In May last year, BT announced plans to create a new services division - tentatively titled BT Solutions - incorporating its international services company Syntegra and its domestic operation Syncordia. At the time it said integration would be completed by the end of 1999.
The move was seen by analysts as an attempt to eliminate the overlap between the two divisions' activities and reduce customer confusion caused by the similar brands.
But at the end of November, BT decided to keep both businesses and brands intact. Research, it said, had shown that Syntegra and Syncordia would "complement each other and have different strengths and market positions."
Further details will be revealed early this year, including the brand of the new group, which won't be BT Solutions.
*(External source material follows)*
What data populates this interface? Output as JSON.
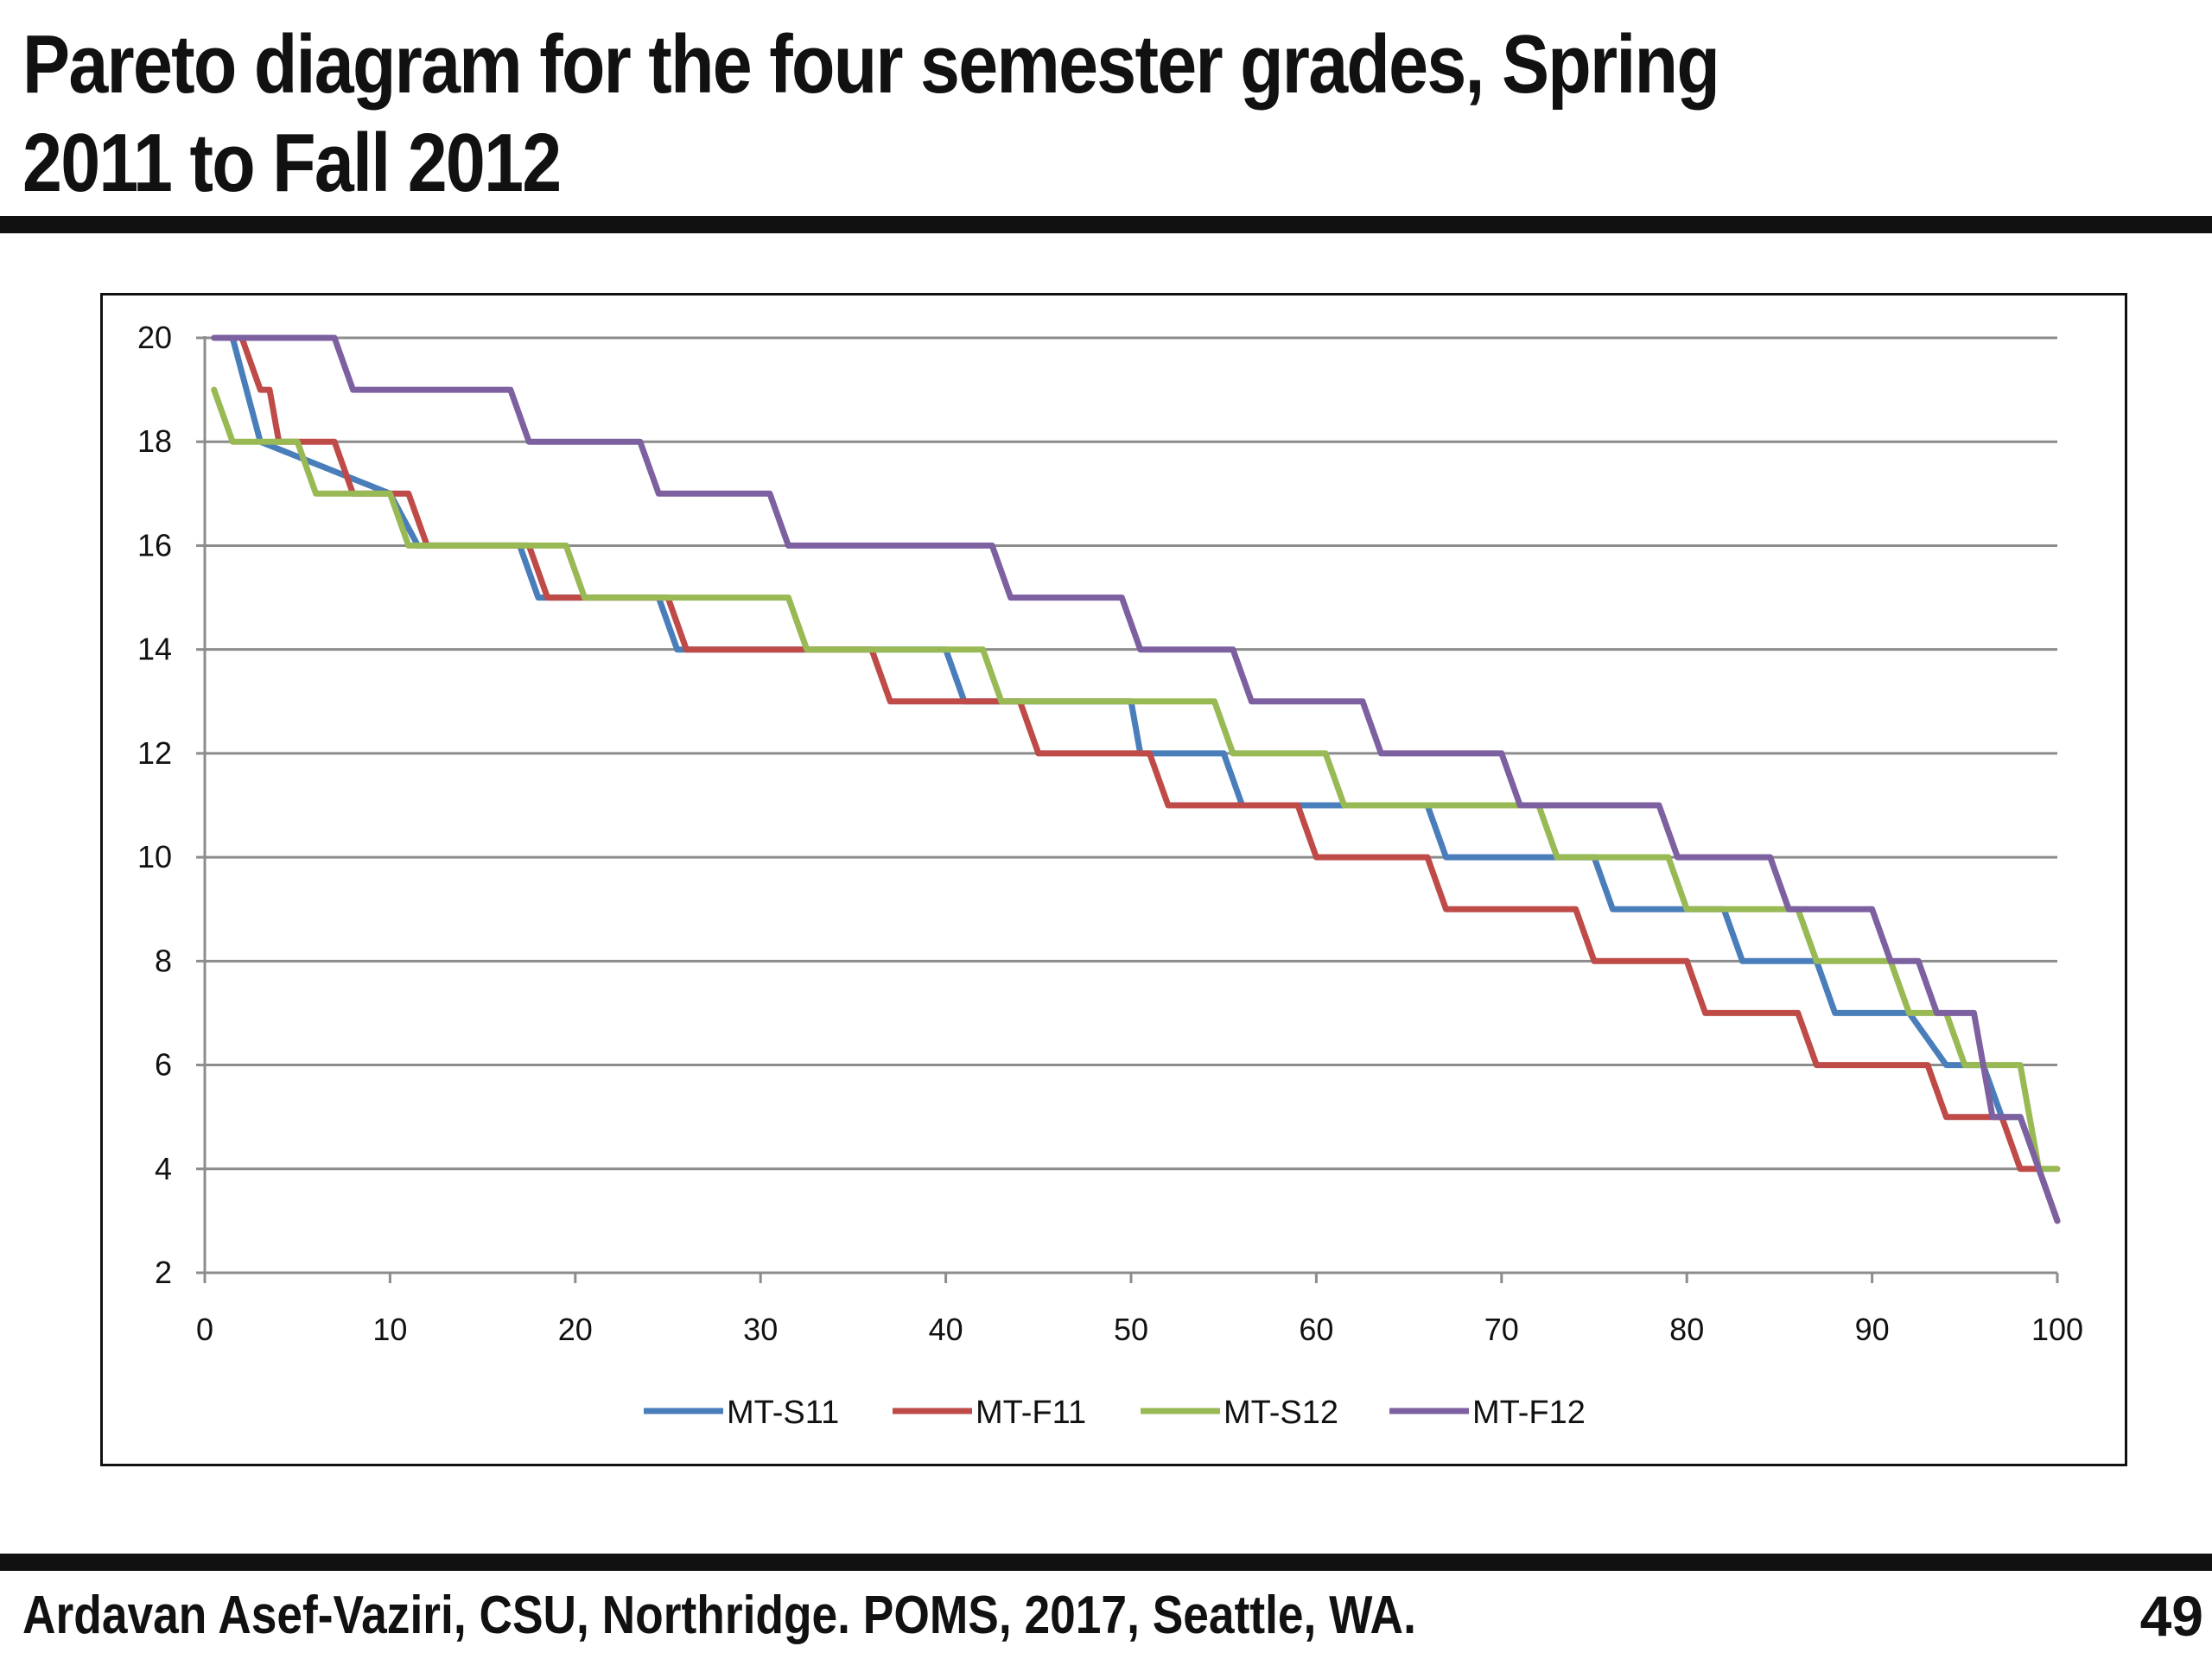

Syntegra said the group will "operate as a portfolio of businesses to individually and collectively address the whole solutions market."
Other services businesses from outside BT may also be added to the group, said a BT spokesman. "It's likely to be bigger than originally envisaged," he added.
One possible outsider that could join the group is AT&T, already an international network partner of BT through the Concert joint venture, which finally opened for business this week.
"It must be something they are bearing in mind," said Pete Foster, analyst at Richard Holway. "I've always been of the view that they were looking for organisations that would be complementing their activities in the UK."
The two companies are already working together. Syncordia announced a deal with AT&T Solutions in December to jointly provide managed network services to General Motors worldwide.
BT wants to expand its services operation worldwide to compete with services giants like IBM and EDS. Combining Syntegra and Syncordia would have helped it achieve this goal, according to Foster.
"If the common umbrella is tight enough, maybe they can hold their own. But when you're talking about EDS you need a massive organisation. They would have a much better chance if they were one organisation," he said.
"There is and will continue to be significant amounts of overlap, so inevitably at some point there is going to be some need to rearrange. You wonder about the extent to which they can benefit from remaining separate," Foster added.
Meanwhile, staff at Syntegra remain in the dark about the exact nature of the shake-up, according to one source. They were promised new management last October, but nothing has yet changed. Another described it as "the merger that wasn't."
Syntegra has revenue of around £600 million, a presence in around 50 countries and 5000 employees. Combined with Syncordia, total revenue would exceed £1.2 billion.